Evidence of meeting #2 for Foreign Affairs and International Development in the 41st Parliament, 2nd Session. (The original version is on Parliament’s site, as are the minutes.) The winning word was states.

A recording is available from Parliament.

On the agenda

MPs speaking

Also speaking

Sabine Nolke  Director General, Non-Proliferation and Security Threat Reduction Bureau, Department of Foreign Affairs, Trade and Development
Charles Lamarre  Director General of Operations, Strategic Joint Staff, Department of National Defence
Christopher Ram  Legal Counsel, Criminal Law Policy Section, Department of Justice
Chris Penny  Directorate of International and Operational Law, Office of the Judge Advocate General, Department of National Defence

4:50 p.m.

Conservative

Mike Allen Conservative Tobique—Mactaquac, NB

Thank you, Chair.

Thank you to our witnesses for being here today.

I'd just like to follow up on the some of the questioning with respect to how this actually works in the field. I'm just a lowly bean-counter. I'm not a lawyer, so I want to try to understand how this might actually work in the field.

Ms. Nolke, you said it's a state's policy decision on the use of these cluster munitions.

If we have a Canadian in charge of a specific effort, a multinational force, for example, which has non-party states in it, how does that work? If one of those non-party states happens to use cluster munitions in the course of its operations, how does our chief handle that? In addition to some of the operational practices you just talked about, are there ways we can influence that as head of such operations? Can we actually stop those states from using them?

4:55 p.m.

Director General of Operations, Strategic Joint Staff, Department of National Defence

BGen Charles Lamarre

First of all, in terms of the actual operational aspect, certainly a Canadian might be in charge, but then it comes down again to the policies enacted from the non-party state for what they're using. When we are giving directions as to what we want to achieve, we are always giving very clear directions and we give our rules of engagement. Every nation also issues rules of engagement to which its members will adhere.
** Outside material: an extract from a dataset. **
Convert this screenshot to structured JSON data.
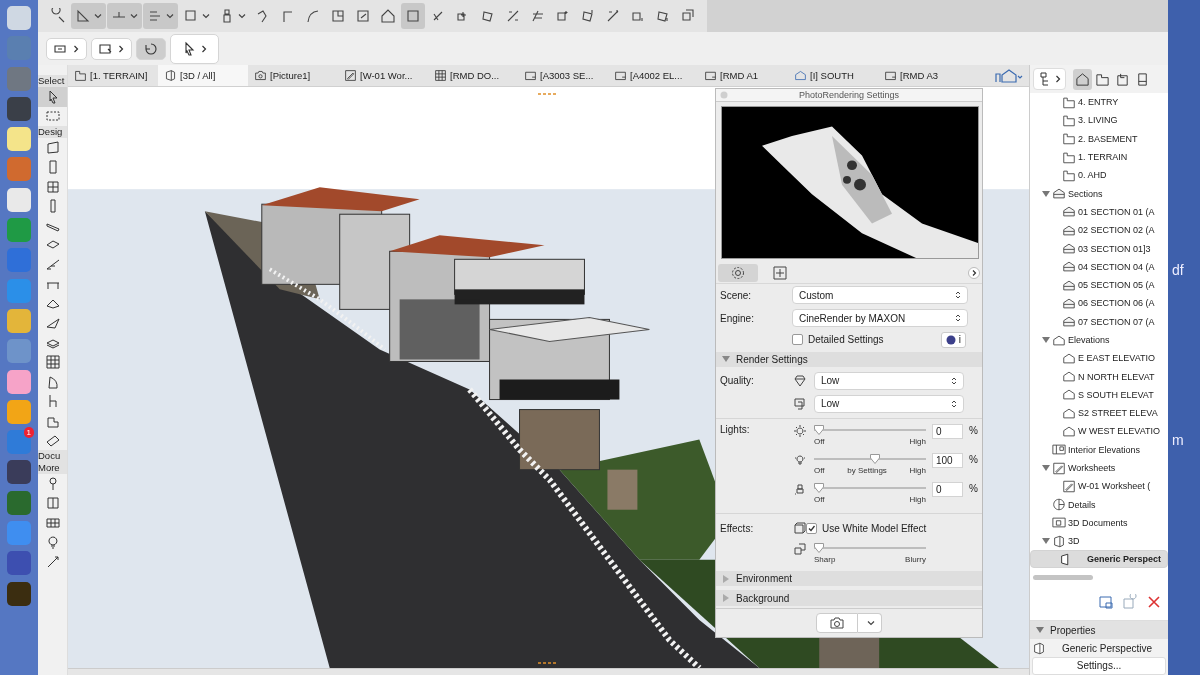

When a commander is giving out instructions for how something is to occur, he or she will often speak in terms of effect. So if you were out there and you were commanding a large land force, if you will, you might ask an American or a British ally, or whoever, who is part of the coalition, to provide you with a blocking function on the left flank so you can conduct operations. How they will conduct that blocking function will become their business and really, it is done, and so they will continue to go ahead with their own rules and regulations on that. That's the best way I can describe that.

Over to you, Chris.

4:55 p.m.

Directorate of International and Operational Law, Office of the Judge Advocate General, Department of National Defence

LCol Chris Penny

I don't have much to add to that, except to note that there is a provision in both the convention and Bill C-6 that would prevent a Canadian in that position from expressly requesting the use of cluster munitions, should the choice of munitions used be within the exclusive control of the Canadian armed forces. The circumstances that may arise, and would more often arise, in a multinational operation would be that Canada would not have exclusive control over the choice of munitions used by other states because their choice of munitions is made as a sovereign decision of theirs, and they are participating in that operation as an ally.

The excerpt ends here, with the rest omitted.